Abstract
Cloud computing has brought about a transformation in the delivery model of information technology from a product to a service. It has enabled the availability of various software, platforms and infrastructural resources as scalable services on demand over the internet. However, the performance of cloud computing services is hampered due to their inherent vulnerability to failures owing to the scale at which they operate. It is possible to utilize cloud computing services to their maximum potential only if the performance related issues of reliability, availability, and throughput are handled effectively by cloud service providers. Therefore, fault tolerance becomes a critical requirement for achieving high performance in cloud computing. This paper presents a comprehensive overview of fault tolerance-related issues in cloud computing; emphasizing upon the significant concepts, architectural details, and the state-of-art techniques and methods. The objective is to provide insights into the existing fault tolerance approaches as well as challenges yet required to be overcome. The survey enumerates a few promising techniques that may be used for efficient solutions and also, identifies important research directions in this area.
1. Introduction
Cloud computing refers to accessing, configuring and manipulating the resources (such as software and hardware) at a remote location [1]. R. Buyya et al. [2] defined the Cloud computing in terms of distributed computing “A Cloud is a type of parallel and distributed system containing a set of interconnected and virtualized computers that are dynamically provisioned and presented as one or more unified computing resources based on service-level agreements established through negotiation between the service provider and consumers”.
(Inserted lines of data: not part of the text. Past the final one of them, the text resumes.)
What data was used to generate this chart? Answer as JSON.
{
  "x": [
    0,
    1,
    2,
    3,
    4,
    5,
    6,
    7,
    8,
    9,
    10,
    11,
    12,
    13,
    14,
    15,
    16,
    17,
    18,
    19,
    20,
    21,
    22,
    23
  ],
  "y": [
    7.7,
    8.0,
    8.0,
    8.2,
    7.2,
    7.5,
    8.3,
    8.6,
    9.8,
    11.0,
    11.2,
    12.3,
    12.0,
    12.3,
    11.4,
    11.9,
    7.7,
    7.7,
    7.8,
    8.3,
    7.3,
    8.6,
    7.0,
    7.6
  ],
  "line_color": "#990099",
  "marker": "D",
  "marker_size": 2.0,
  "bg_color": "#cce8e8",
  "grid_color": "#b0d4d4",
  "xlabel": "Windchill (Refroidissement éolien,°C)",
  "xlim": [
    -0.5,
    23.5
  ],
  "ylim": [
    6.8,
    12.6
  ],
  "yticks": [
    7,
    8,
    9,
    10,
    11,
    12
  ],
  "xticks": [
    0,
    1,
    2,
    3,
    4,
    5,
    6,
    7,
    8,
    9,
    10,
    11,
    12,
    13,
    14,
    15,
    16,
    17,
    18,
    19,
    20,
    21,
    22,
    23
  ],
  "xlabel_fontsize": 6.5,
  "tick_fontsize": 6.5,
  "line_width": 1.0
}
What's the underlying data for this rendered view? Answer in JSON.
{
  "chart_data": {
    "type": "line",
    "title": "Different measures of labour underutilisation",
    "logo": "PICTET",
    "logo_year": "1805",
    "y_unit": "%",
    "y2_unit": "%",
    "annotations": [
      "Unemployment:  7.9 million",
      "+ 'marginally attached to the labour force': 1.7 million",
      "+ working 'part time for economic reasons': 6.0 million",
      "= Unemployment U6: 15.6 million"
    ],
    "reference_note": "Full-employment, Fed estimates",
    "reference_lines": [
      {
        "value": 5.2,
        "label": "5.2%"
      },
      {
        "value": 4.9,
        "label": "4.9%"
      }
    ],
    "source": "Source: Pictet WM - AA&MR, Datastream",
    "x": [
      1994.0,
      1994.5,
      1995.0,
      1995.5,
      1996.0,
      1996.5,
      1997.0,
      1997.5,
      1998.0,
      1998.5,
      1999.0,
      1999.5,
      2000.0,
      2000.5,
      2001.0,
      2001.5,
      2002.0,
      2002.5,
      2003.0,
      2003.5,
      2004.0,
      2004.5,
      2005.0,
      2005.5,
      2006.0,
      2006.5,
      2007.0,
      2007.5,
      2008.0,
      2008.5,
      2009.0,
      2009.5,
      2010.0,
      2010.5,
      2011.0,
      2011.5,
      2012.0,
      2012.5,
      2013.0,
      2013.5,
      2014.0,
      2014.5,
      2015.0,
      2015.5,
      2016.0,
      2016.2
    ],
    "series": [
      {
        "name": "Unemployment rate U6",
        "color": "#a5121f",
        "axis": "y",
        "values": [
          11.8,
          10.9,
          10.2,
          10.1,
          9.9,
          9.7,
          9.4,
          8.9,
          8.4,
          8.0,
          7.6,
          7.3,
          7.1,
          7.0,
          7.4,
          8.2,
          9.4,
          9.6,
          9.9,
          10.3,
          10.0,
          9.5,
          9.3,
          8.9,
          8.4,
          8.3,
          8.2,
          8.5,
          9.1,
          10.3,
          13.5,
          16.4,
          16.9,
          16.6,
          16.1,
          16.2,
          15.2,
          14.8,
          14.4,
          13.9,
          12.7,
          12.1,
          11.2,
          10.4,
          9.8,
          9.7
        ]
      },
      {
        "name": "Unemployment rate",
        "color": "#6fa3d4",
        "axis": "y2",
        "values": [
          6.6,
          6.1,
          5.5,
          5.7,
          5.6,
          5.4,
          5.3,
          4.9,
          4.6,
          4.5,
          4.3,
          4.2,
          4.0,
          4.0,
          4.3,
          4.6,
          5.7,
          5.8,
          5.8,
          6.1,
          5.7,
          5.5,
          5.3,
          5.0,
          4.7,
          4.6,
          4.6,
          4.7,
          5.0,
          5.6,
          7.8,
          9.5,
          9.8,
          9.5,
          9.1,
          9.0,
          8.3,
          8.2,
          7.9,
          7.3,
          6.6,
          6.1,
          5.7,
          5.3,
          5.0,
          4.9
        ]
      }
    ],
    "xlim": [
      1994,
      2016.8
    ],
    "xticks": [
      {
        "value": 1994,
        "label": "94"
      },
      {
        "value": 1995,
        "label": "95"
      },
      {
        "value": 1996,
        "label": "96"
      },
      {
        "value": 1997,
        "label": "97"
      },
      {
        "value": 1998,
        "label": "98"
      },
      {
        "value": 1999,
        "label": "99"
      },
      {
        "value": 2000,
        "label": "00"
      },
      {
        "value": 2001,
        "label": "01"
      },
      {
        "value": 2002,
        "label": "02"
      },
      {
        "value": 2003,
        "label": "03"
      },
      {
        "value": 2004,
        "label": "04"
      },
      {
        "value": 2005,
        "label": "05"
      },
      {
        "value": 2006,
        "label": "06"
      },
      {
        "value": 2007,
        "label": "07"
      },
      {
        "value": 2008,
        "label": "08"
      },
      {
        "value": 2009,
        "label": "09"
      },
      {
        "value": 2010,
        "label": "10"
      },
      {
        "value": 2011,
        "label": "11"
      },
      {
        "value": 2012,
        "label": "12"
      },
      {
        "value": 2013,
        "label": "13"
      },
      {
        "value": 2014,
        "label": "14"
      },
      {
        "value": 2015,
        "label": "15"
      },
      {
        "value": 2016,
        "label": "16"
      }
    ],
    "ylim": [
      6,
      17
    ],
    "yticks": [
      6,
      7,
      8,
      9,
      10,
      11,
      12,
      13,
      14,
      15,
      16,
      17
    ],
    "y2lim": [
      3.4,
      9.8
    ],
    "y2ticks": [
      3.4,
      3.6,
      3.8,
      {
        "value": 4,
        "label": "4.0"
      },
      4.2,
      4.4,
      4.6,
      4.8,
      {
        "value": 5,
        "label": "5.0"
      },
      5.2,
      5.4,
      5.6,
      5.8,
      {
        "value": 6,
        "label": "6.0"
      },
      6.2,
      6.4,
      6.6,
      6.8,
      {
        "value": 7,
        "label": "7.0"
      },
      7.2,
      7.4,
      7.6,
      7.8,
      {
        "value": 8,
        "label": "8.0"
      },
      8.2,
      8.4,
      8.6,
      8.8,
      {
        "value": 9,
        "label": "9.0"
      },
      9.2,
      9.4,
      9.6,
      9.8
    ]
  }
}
According to the U.S. National Institute of Standards and Technology (NIST) definition: “Cloud computing is a model for enabling convenient, on-demand network access to a shared pool of configurable computing resources (for example servers, networks, storage, services, and applications) that can be quickly provisioned and released with least management effort or service provider interaction" [3].
3. Conclusion
Computing in the cloud provides various features like scalability, elasticity, high availability and many more. The cloud-computing model has changed the IT industry as it brings several benefits to individuals, researchers, organizations, and even countries. Despite providing numerous advantages, the cloud system is still susceptible to failures. Failures are inevitable in cloud computing due to the scale of operation. Fault tolerance policies are commonly implemented to handle faults effectively in the cloud environment. Fault tolerance techniques help in preventing as well as tolerating faults in the system, which may occur either due to hardware or software failure. The main motive to employ fault tolerance techniques in cloud computing is to achieve failure recovery, high reliability and enhance availability.